Auden married Erika Mann in 1935 to secure her safety from the Nazis in Germany. In 1939 he moved to the United States and became an American citizen in 1946. He taught from 1941 to 1945 in American universities, followed by occasional visiting professorships in the 1950s. From 1947 to 1957 he wintered in New York and summered in Ischia; from 1958 until the end of his life he wintered in New York (in Oxford in 1972–73) and summered in Kirchstetten, Lower Austria.

He came to wide public attention at the age of twenty-three, in 1930, with his first book, ''Poems'', followed in 1932 by ''The Orators''. Three plays written in collaboration with Christopher Isherwood in 1935–38 built his reputation as a left-wing political writer. Auden moved to the United States partly to escape this reputation, and his work in the 1940s, including the long poems "For the Time Being" and "The Sea and the Mirror", focused on religious themes. He won the Pulitzer Prize for Poetry for his 1947 long poem ''The Age of Anxiety'', the title of which became a popular phrase describing the modern era. In 1956–61 he was Professor of Poetry at Oxford; his lectures were popular with students and faculty and served as the basis of his 1962 prose collection ''The Dyer's Hand.''

Auden was a prolific writer of prose essays and reviews on literary, political, psychological and religious subjects, and he worked at various times on documentary films, poetic plays, and other forms of performance. Throughout his career he was both controversial and influential, and critical views on his work ranged from sharply dismissive, treating him as a lesser follower of W. B. Yeats and T. S. Eliot, to strongly affirmative, as in Joseph Brodsky's claim that he had "the greatest mind of the twentieth century". After his death, his poems became known to a much wider public than during his lifetime through films, broadcasts and popular media.

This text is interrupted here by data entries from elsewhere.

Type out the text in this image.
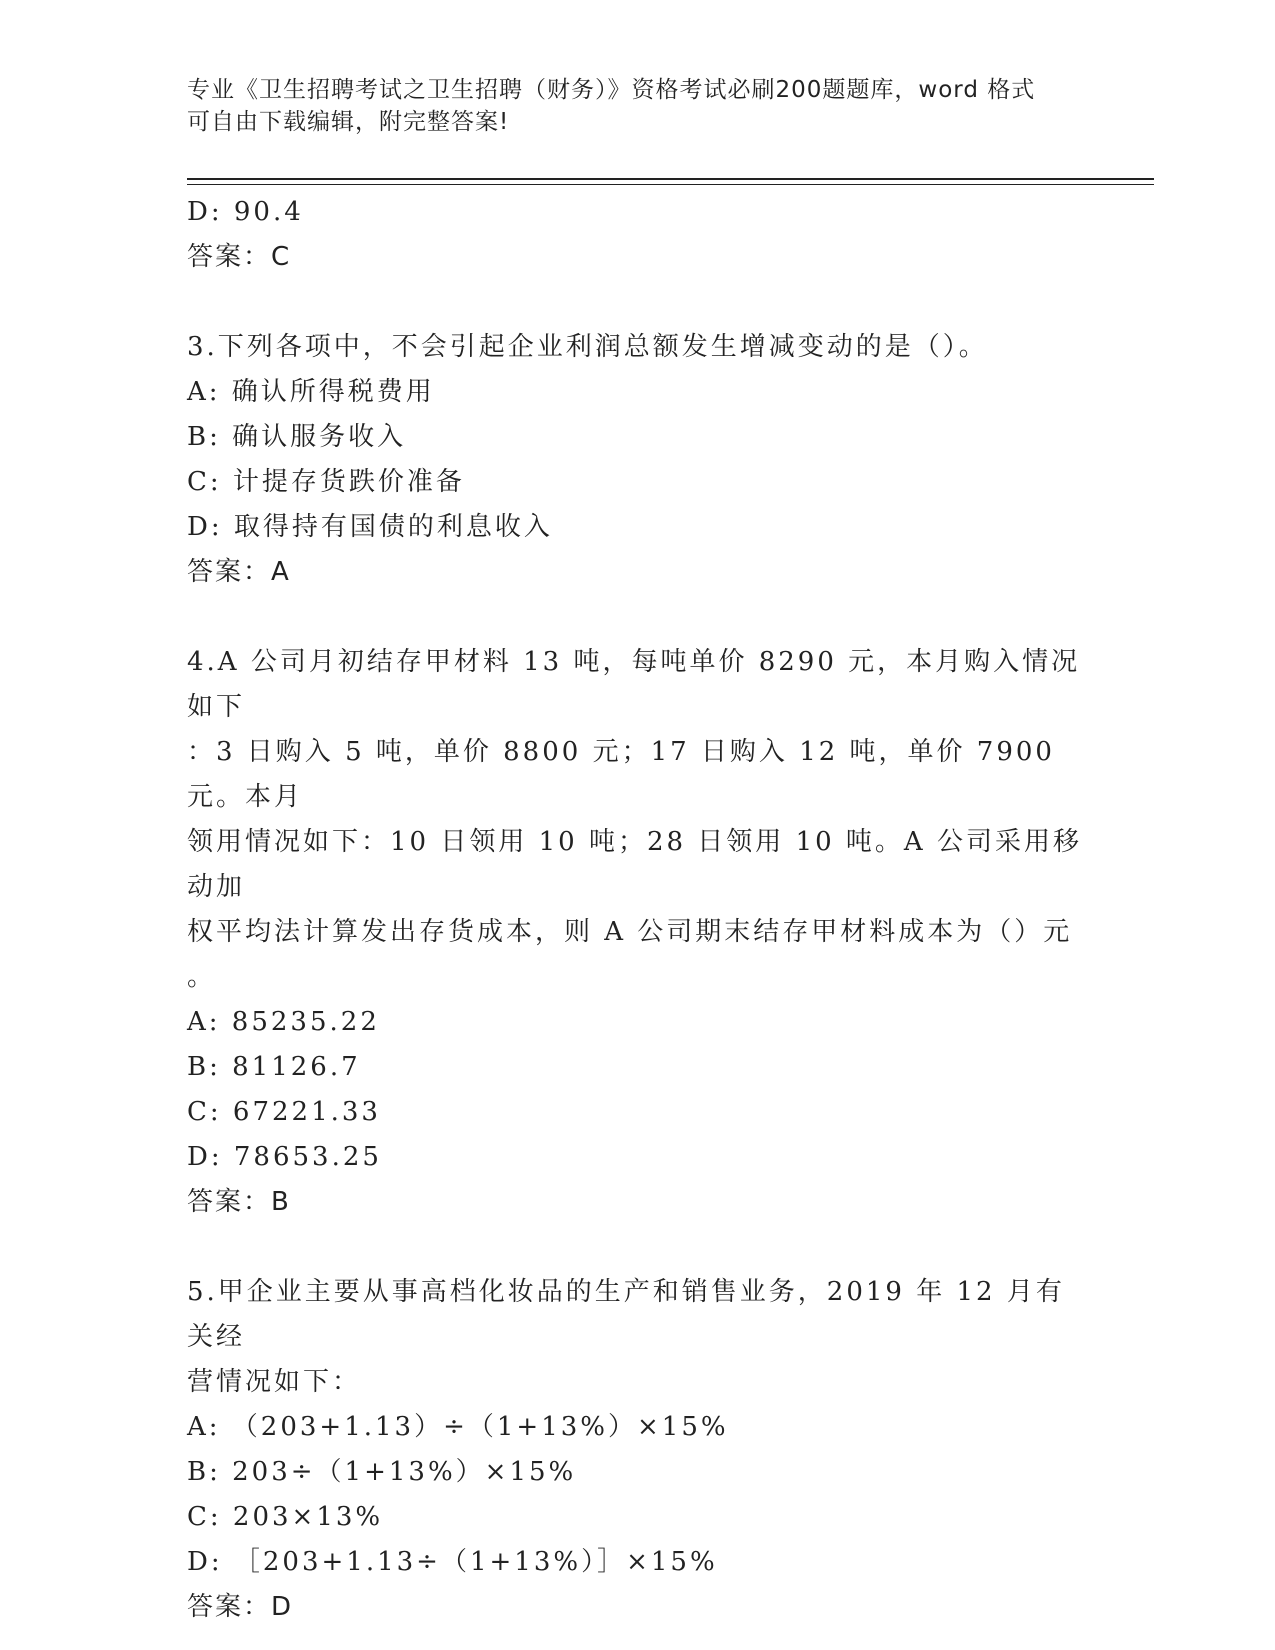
专业《卫生招聘考试之卫生招聘（财务）》资格考试必刷200题题库，word 格式
可自由下载编辑，附完整答案!
D: 90.4
答案：C
3.下列各项中，不会引起企业利润总额发生增减变动的是（）。
A: 确认所得税费用
B: 确认服务收入
C: 计提存货跌价准备
D: 取得持有国债的利息收入
答案：A
4.A 公司月初结存甲材料 13 吨，每吨单价 8290 元，本月购入情况如下
：3 日购入 5 吨，单价 8800 元；17 日购入 12 吨，单价 7900 元。本月
领用情况如下：10 日领用 10 吨；28 日领用 10 吨。A 公司采用移动加
权平均法计算发出存货成本，则 A 公司期末结存甲材料成本为（）元
。
A: 85235.22
B: 81126.7
C: 67221.33
D: 78653.25
答案：B
5.甲企业主要从事高档化妆品的生产和销售业务，2019 年 12 月有关经
营情况如下：
A: （203+1.13）÷（1+13%）×15%
B: 203÷（1+13%）×15%
C: 203×13%
D: ［203+1.13÷（1+13%）］×15%
答案：D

Auden and Isherwood sailed to New York City in January 1939, entering on temporary visas. Their departure from Britain was later seen by many as a betrayal, and Auden's reputation suffered. In April 1939, Isherwood moved to California, and he and Auden saw each other only intermittently in later years. Around this time, Auden met the poet Chester Kallman, who became his lover for the next two years (Auden described their relation as a "marriage" that began with a cross-country "honeymoon" journey).[4]

In 1941 Kallman ended their sexual relationship because he could not accept Auden's insistence on mutual fidelity,[5] but he and Auden remained companions for the rest of Auden's life, sharing houses and apartments from 1953 until Auden's death.[6] Auden dedicated both editions of his collected poetry (1945/50 and 1966) to Isherwood and Kallman.[7]

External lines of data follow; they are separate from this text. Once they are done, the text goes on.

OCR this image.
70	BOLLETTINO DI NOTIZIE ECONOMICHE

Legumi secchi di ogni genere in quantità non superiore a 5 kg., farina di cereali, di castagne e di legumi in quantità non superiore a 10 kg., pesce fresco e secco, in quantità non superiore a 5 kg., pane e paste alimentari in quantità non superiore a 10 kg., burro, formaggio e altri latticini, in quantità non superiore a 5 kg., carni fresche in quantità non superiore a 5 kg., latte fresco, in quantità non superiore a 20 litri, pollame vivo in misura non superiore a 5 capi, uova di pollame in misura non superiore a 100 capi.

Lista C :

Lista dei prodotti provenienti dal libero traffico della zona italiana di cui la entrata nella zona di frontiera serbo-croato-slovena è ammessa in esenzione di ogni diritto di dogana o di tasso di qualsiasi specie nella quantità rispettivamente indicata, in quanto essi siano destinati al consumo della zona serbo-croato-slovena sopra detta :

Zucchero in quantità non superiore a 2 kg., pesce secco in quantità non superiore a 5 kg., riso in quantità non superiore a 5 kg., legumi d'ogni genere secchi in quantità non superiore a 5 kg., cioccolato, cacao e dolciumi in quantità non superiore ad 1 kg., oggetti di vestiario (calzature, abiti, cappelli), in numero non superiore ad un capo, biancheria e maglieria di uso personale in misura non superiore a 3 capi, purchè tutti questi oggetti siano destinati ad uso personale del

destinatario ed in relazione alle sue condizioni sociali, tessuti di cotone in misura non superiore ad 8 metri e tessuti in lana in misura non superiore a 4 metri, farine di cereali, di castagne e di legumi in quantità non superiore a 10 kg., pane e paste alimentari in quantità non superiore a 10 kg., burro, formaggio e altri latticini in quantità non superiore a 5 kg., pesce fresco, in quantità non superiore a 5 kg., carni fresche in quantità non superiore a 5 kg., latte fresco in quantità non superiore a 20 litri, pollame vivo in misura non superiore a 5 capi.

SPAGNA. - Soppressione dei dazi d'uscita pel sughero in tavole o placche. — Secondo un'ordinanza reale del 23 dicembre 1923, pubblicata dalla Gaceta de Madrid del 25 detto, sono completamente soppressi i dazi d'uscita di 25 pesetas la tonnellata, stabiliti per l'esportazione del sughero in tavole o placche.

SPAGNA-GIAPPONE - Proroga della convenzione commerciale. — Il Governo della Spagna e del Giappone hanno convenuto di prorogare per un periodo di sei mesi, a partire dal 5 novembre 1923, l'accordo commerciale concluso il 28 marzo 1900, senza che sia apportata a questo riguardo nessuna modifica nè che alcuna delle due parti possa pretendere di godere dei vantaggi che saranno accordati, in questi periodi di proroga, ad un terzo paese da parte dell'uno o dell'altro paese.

Auden began summering in Europe, together with Chester Kallman, in 1948, first in Ischia, Italy, where he rented a house, then, starting in 1958, in Kirchstetten, Austria, where he bought a farmhouse from the prize money of the ''Premio Feltrinelli'' awarded to him in 1957,[8] and, he said, shed tears of joy at owning a home for the first time. In 1956–61, Auden was Professor of Poetry at Oxford University where he was required to give three lectures each year. This fairly light workload allowed him to continue to winter in New York, where he lived at 77 St. Mark's Place in Manhattan's East Village, and to summer in Europe, spending only three weeks each year lecturing in Oxford. He earned his income mostly from readings and lecture tours, and by writing for ''The New Yorker,'' ''The New York Review of Books,'' and other magazines.

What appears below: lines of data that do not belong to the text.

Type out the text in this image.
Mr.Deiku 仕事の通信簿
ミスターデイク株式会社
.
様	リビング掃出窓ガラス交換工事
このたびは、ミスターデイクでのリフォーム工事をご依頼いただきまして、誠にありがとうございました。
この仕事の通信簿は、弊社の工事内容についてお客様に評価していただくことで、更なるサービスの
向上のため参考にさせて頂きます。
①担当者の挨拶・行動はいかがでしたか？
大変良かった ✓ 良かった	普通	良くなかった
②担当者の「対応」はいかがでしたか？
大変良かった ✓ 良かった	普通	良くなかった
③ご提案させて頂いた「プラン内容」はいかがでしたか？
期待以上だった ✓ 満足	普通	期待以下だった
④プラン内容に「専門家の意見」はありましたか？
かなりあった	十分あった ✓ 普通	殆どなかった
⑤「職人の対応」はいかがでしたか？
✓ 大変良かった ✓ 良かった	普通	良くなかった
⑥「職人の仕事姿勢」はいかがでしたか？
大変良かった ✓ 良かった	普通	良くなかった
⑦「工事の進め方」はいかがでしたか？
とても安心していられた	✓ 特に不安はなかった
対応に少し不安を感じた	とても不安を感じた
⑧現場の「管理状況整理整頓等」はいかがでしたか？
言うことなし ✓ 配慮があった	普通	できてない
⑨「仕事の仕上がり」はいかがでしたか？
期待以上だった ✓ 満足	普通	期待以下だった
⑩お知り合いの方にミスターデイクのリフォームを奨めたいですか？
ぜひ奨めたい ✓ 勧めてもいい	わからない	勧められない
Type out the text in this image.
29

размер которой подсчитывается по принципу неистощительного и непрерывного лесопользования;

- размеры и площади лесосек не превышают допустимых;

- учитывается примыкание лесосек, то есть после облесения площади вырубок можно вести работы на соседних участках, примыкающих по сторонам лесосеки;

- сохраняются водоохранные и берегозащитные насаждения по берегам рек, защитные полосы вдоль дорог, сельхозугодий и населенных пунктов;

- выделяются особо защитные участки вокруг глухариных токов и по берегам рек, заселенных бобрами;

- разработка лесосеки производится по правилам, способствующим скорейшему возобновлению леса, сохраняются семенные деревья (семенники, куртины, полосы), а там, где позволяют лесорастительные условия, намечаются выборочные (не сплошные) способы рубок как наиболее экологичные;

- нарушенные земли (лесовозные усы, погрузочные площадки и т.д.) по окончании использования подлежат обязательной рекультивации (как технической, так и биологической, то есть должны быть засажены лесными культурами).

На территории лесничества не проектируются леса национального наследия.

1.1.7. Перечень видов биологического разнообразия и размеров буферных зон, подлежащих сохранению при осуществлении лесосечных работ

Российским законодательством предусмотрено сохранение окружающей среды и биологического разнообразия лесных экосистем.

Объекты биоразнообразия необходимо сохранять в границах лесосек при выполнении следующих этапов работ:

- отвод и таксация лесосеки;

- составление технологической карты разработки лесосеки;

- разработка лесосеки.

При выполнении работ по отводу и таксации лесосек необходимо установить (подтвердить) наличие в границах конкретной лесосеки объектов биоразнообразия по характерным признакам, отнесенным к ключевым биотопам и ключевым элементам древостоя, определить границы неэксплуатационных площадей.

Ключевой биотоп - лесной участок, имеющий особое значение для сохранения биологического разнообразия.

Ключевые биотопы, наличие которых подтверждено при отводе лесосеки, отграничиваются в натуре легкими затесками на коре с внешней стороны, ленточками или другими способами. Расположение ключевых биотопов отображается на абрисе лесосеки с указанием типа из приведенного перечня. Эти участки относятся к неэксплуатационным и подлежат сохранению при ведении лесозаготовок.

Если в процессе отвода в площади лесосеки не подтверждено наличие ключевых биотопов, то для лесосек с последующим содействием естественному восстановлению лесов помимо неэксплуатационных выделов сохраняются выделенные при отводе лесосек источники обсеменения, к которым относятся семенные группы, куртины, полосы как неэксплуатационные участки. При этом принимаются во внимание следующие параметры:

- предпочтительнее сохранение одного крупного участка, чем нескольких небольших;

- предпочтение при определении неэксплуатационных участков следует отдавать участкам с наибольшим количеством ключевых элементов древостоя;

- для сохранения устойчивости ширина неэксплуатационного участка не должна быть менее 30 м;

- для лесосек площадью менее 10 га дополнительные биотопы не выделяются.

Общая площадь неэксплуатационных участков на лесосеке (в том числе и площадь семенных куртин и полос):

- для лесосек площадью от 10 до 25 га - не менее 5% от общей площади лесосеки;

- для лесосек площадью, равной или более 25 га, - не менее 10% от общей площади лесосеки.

In 1963 Kallman left the apartment he shared in New York with Auden, and lived during the winter in Athens while continuing to summer with Auden in Austria. In 1972, Auden moved his winter home from New York to Oxford, where his old college, Christ Church, offered him a cottage, while he continued to summer in Austria. He died in Vienna in 1973, a few hours after giving a reading of his poems at the Austrian Society for Literature; his death occurred at the Altenburgerhof Hotel where he was staying overnight before his intended return to Oxford the next day.[9][10] He was buried in Kirchstetten. Memorials to Auden include one in Christ Church Cathedral, Oxford.[11]